Dans Barry Seal : American Traffic, Doug Liman approche l’histoire américaine et sa politique anti-communiste en Amérique du Sud avec fantaisie, humour, et un goût évident pour le vintage qui séduit. Le poids écrasant de la star qui retrouve le cockpit trente ans après Top Gun, lui, interpelle.
Synopsis : L’histoire vraie d’un trafiquant de drogue qui a œuvré pour la CIA et le cartel de Medellin dans les années 80.
Critique : Pour la première fois en une décennie, Tom Cruise n’est pas là pour sauver le monde. Il est même à l’affiche d’un film où il incarne un arriviste fasciné par l’argent. Certes, il agit pour préserver l’avenir de son épouse et ses enfants. Mais il est prêt à tout pour parvenir à dessein, notamment à faire entrer la cocaïne de Pablo Escobar aux USA. Est-il pour autant un salaud ?
Barry Seal : héros ou antihéros ?
L’affiche du film présenterait Barry Seal quasiment comme un héros : La CIA. La Maison-Blanche. Pablo Escobar. Un homme les a tous floués. Dans ce cas, il serait aisé de parler d’antihéros pour ce pilote de ligne, roi du double-jeu, devenu informateur pour la CIA, la DEA et passeur de drogue pour le cartel de Medellin.
L’ambiguïté est probablement tout le problème de ce film “d’inspiration” historique qui approche (de loin) le scandale Iran/Contra, le rôle opaque de la CIA dans sa lutte contre les cartels d’Amérique latine et la fâcheuse tendance de la Maison-Blanche de Reagan à s’associer en coulisses avec ces mêmes brigands pour contrecarrer la menace communiste en Amérique latine.
Une fanfaronnade estampillée Tom Cruise
L’aspect historique est en fait ici dérisoire.

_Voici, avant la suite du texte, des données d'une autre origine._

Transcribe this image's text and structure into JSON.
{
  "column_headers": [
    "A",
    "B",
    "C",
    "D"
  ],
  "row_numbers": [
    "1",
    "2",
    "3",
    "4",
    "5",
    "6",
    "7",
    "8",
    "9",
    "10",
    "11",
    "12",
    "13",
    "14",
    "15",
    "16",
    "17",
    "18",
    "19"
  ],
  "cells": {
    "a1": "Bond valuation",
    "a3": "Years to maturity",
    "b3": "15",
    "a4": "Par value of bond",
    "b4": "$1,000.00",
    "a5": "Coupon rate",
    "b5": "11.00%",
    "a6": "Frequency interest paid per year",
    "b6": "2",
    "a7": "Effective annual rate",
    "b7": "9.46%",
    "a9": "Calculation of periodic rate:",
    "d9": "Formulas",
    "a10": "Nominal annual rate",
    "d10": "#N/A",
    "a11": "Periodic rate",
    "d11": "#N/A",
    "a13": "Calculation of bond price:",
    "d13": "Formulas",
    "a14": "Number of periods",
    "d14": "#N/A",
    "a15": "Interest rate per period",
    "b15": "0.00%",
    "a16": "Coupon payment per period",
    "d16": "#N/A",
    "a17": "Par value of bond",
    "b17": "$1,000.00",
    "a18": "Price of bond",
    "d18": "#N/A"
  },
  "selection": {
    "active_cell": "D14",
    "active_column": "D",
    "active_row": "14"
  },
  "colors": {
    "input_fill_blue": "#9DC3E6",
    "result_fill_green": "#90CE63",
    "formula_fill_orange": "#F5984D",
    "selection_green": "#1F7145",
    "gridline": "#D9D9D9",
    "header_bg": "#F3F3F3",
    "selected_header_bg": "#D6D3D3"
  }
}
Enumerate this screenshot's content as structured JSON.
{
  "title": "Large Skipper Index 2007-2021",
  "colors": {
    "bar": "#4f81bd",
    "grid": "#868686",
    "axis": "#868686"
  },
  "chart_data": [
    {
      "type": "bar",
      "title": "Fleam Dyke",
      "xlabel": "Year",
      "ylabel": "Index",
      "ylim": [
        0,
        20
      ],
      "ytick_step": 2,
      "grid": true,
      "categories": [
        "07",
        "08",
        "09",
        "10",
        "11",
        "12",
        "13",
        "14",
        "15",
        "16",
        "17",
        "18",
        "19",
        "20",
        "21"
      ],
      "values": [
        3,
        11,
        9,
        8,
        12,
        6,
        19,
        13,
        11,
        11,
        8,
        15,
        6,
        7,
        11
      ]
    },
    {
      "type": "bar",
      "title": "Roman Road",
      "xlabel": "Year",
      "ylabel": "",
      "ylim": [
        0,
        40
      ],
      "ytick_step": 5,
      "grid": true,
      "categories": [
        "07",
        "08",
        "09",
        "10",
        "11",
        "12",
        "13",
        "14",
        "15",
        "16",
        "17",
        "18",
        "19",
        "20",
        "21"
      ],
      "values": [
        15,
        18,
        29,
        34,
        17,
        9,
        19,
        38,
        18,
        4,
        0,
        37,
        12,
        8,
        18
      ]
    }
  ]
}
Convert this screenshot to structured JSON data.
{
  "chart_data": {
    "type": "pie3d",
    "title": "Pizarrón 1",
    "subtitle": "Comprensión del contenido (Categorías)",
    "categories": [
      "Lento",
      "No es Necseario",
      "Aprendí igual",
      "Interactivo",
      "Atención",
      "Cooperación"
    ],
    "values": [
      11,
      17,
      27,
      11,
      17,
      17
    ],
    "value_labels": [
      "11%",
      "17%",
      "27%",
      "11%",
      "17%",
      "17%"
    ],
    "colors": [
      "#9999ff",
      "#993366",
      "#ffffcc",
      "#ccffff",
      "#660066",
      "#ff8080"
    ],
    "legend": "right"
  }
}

On y croit peu, moins en raison de ce qui est suggéré ou dit, qu’en raison du ton fun et décomplexé qui peut laisser perplexe quant à l’approche de la complexité de la problématique. C’est que Tom Cruise se lâche (le voilà à simuler une scène de sexe, baissant le pantalon et affichant ses fesses pour amuser ses enfants sur la piste d’un aéroport avant de grimper à bord de son avion). La star se plaît à jouer un roublard sans scrupules qui pactise avec le diable. Toutefois, jamais vous ne le verrez le nez dans la poudre, ni même tromper son épouse lors de ses escales internationales. C’est que Tom Cruise, même quand il joue un salaud, s’efforce de rendre son personnage charismatique et sympathique, identiquement à 99,9 % de ses précédents rôles.
Alors que la star aurait pu s’efforcer d’aborder cette personnalité forte de façon radicalement différente que ses derniers rôles, il s‘en empare avec le panache de ses comédies récentes (Night and Day), en fanfaronnant. Le charisme, la séduction, le sourire blanchi en permanence, y compris dans les scènes les plus critiques…
Dans Barry Seal, l’acteur ne se contente pas de faire du Tom Cruise lorsqu’il opère un virage à 90°, loin de ses exploits héroïques récents : il surjoue Tom Cruise, au détriment du divertissement qui honnêtement affiche bien des atouts pour satisfaire le spectateur. Acteur intemporel dans son obsession pour le jeunisme et les rôles plus vraiment de son âge (ne serait-ce pas en fait le retour au cockpit de la star de Top Gun, qui sait qu’un jour il reprendra les commandes de vol sur Top Gun 2 ?), Cruise retrouve les années 80 de sa gloire initiale.
Un échec prévisible au box-office
Le travail visuel et la réalisation volontairement vintage de Doug Liman lui vont tellement bien que l’acteur en profite pour faire le pont entre les époques. Si le cinéaste qui a déjà dirigé l’acteur dans Edge of Tomorrow réalise un boulot convaincant, rythmé et plein d’allant, on préférera, sur un sujet biopic politico-fantasmé similaire, l’approche espagnole du thriller de l’ombre L’homme aux Mille Visages. Plus de vraies gueules, moins de poses (l’épouse du personnage de Tom Cruise, Sarah Wight, est si fade !), et in fine, plus de bon cinéma.
Barry Seal : American Traffic, intitulé American Made aux USA est, avec Lion et agneaux de Robert Redford, le plus gros échec personnel du comédien avec 51M$ sur le territoire nord-américain entre 2000 et 2020. Il en sera de même en France. Le film stoppera son vol à 660 000 fans hardcore du comédien, loin du million qu’il a franchi systématiquement sur la plupart des films de son illustre carrière.